The Crying Game has been reduced to a single scene in the public imagination. Fergus (Stephen Rea, it wouldn’t be a Neil Jordan film without Stephen Rea) is about to have sex with Dil (Jaye Davidson) for the first time, when it’s revealed – both to Fergus and the audience – that she is transgender. She takes off her robe and the camera tilts down her body to show a penis. Fergus’s reaction is, to say the least, not great: he hits her in his attempt to push her away, and he throws up in the bathroom. Dil meekly says she thought that he already knew.

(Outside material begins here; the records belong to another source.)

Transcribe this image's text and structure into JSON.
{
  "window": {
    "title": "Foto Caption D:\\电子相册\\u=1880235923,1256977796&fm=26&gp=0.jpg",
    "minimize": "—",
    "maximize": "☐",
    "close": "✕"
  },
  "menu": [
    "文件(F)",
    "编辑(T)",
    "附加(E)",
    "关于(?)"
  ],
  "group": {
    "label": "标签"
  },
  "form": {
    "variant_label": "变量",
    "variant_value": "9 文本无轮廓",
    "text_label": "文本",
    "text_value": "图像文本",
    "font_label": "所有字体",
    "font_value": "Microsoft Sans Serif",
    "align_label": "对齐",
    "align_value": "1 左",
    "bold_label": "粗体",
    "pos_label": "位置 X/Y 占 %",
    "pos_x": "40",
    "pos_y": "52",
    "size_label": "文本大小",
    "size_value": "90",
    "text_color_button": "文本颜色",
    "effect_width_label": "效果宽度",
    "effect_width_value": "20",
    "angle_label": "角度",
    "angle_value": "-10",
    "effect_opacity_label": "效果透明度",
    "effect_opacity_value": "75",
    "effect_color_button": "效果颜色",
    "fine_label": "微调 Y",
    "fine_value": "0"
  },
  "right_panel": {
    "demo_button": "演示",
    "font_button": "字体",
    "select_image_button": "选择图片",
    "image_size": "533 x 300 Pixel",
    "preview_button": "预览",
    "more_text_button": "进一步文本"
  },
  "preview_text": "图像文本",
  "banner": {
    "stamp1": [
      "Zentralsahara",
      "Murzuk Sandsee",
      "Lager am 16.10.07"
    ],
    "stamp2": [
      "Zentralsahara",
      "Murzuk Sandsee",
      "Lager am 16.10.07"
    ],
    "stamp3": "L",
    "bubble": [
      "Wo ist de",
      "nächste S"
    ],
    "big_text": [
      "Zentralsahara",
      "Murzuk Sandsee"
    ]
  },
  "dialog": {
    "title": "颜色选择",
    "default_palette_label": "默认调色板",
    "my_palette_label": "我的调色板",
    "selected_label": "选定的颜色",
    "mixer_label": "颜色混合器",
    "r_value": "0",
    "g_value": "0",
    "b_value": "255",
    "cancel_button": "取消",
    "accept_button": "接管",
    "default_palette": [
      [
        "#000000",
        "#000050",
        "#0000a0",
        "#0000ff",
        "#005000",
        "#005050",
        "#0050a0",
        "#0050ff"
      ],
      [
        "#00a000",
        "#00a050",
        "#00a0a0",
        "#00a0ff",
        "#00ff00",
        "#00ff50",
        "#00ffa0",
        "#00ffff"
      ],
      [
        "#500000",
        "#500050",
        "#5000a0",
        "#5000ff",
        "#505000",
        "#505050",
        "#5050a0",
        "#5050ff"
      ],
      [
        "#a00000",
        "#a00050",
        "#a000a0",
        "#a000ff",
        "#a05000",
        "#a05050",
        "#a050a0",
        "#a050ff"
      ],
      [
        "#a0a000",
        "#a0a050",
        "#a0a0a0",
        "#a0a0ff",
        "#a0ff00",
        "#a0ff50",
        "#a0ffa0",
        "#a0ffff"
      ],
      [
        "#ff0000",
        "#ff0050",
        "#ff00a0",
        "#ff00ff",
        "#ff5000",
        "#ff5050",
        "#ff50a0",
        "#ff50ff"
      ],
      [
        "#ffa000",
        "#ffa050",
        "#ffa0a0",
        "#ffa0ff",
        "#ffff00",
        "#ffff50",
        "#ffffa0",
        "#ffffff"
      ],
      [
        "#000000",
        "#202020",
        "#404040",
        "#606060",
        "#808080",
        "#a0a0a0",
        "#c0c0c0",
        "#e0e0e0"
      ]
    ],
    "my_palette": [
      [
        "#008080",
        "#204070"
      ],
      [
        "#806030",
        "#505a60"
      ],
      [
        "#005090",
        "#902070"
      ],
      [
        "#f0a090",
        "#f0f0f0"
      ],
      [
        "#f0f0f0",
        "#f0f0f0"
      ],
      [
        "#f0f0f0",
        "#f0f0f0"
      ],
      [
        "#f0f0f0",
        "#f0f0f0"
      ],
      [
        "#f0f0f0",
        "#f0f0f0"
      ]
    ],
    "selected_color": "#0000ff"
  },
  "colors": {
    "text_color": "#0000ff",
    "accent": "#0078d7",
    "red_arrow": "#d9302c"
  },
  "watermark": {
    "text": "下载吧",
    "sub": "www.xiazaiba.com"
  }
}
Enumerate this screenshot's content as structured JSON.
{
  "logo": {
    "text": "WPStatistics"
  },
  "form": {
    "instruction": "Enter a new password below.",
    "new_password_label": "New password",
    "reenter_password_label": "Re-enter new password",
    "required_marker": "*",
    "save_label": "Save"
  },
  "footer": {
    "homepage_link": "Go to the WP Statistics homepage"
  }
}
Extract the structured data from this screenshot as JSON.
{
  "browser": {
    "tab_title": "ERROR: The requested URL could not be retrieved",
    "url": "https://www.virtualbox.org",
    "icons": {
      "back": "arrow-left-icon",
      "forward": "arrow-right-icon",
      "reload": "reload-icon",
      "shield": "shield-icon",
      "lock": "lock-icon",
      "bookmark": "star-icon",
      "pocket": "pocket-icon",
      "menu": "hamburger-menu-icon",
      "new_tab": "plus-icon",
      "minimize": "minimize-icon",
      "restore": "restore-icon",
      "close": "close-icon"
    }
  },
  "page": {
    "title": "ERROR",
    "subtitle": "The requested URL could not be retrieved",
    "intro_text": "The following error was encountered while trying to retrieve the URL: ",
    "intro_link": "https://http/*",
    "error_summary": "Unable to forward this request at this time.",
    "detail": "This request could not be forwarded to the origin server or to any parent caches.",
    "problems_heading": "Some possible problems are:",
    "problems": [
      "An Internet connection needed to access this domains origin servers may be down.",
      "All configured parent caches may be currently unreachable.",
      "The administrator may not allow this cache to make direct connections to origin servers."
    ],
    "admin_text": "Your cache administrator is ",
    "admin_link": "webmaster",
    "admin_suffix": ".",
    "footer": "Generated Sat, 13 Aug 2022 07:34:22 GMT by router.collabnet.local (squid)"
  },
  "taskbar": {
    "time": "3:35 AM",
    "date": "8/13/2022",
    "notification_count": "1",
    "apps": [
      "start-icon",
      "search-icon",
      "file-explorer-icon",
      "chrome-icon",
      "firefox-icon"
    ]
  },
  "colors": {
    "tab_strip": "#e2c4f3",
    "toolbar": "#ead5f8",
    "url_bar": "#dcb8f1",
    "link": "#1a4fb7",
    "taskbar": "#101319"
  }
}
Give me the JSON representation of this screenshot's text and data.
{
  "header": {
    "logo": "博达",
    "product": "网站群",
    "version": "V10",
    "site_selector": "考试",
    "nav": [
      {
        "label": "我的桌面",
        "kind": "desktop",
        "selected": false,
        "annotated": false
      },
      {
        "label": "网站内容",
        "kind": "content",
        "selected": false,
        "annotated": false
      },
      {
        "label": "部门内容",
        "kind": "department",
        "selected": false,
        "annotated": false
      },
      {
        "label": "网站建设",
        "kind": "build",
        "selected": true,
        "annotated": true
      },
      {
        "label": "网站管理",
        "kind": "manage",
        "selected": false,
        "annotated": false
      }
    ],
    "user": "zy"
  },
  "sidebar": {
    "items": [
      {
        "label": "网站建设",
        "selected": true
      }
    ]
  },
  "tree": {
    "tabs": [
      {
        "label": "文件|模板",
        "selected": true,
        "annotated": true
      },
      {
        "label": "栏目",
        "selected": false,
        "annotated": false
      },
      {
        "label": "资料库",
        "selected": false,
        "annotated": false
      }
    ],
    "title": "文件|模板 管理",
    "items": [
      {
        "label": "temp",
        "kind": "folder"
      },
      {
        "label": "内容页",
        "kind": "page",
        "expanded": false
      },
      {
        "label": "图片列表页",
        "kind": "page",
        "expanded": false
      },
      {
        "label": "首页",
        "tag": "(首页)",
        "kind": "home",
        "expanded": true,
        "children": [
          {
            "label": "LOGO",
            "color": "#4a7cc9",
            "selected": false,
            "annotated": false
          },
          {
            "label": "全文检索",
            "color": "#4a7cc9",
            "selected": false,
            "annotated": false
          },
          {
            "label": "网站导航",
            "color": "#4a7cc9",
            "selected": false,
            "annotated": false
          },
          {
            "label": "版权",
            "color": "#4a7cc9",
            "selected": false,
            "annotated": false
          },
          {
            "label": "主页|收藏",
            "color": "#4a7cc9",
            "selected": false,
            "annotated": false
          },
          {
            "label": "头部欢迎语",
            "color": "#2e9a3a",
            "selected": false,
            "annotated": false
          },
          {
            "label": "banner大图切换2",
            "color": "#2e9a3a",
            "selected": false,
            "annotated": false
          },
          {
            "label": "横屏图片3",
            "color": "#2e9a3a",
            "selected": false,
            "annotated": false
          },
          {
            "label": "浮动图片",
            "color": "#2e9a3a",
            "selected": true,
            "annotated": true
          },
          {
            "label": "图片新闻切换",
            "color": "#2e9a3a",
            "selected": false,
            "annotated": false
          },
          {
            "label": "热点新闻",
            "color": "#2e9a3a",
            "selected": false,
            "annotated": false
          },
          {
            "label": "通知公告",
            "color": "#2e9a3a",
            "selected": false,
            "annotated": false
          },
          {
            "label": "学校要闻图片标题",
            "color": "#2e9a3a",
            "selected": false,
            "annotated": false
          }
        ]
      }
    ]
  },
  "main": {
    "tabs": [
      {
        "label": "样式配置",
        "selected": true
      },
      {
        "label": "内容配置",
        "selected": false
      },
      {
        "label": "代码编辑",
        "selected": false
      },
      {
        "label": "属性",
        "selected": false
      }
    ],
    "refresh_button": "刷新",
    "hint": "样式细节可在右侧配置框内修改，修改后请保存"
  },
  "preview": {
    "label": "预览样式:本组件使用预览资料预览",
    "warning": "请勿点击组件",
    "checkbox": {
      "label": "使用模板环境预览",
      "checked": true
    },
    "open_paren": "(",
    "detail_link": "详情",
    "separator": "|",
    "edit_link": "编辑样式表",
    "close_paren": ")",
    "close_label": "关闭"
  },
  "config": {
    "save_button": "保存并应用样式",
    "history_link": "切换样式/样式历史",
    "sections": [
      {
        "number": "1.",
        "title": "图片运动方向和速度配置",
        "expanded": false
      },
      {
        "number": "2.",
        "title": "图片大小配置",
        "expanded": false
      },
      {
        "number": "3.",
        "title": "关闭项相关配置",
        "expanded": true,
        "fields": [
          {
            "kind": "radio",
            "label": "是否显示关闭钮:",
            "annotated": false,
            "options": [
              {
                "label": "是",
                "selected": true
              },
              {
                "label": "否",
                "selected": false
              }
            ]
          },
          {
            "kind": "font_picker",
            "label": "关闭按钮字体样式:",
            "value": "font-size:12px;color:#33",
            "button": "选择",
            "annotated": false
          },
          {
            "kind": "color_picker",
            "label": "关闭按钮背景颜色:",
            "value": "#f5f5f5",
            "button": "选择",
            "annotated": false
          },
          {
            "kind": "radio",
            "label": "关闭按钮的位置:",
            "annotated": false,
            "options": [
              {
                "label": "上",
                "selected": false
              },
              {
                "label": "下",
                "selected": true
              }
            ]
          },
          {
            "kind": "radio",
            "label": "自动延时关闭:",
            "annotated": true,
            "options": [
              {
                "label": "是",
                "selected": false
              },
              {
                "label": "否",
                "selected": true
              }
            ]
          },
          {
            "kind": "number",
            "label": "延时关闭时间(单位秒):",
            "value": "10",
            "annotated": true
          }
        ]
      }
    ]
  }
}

If you know anything about The Crying Game, it’s this scene. It’s this twist. To some extent, that reputation was deliberately cultivated: after flopping in the UK, it became a hit in the US with a marketing campaign built around the twist. And in isolation, it makes The Crying Game sound like a relic, in a way I’m sure puts people off watching it. When critics revisit The Crying Game now, it’s mostly to measure its understanding of trans people against our modern sensibilities. It’s good to re-examine representation of trans characters from the past, obviously, but it can be reductive when historical transness is purely viewed through modern lenses. Mainstream understanding of trans people has transformed so quickly so recently that a film from 1992 sounds like an ancient artefact.
But The Crying Game is an incredibly rich, complex, and beautiful film. It has a deft touch for the nuances of gender and sexuality, but it’s about so, so much more than that. It’s a film about shifting identities whose own identity is in constant flux: it’s a thriller, a romance, something else entirely. And at its centre is a character whose identity is shifting: not Dil, but Fergus.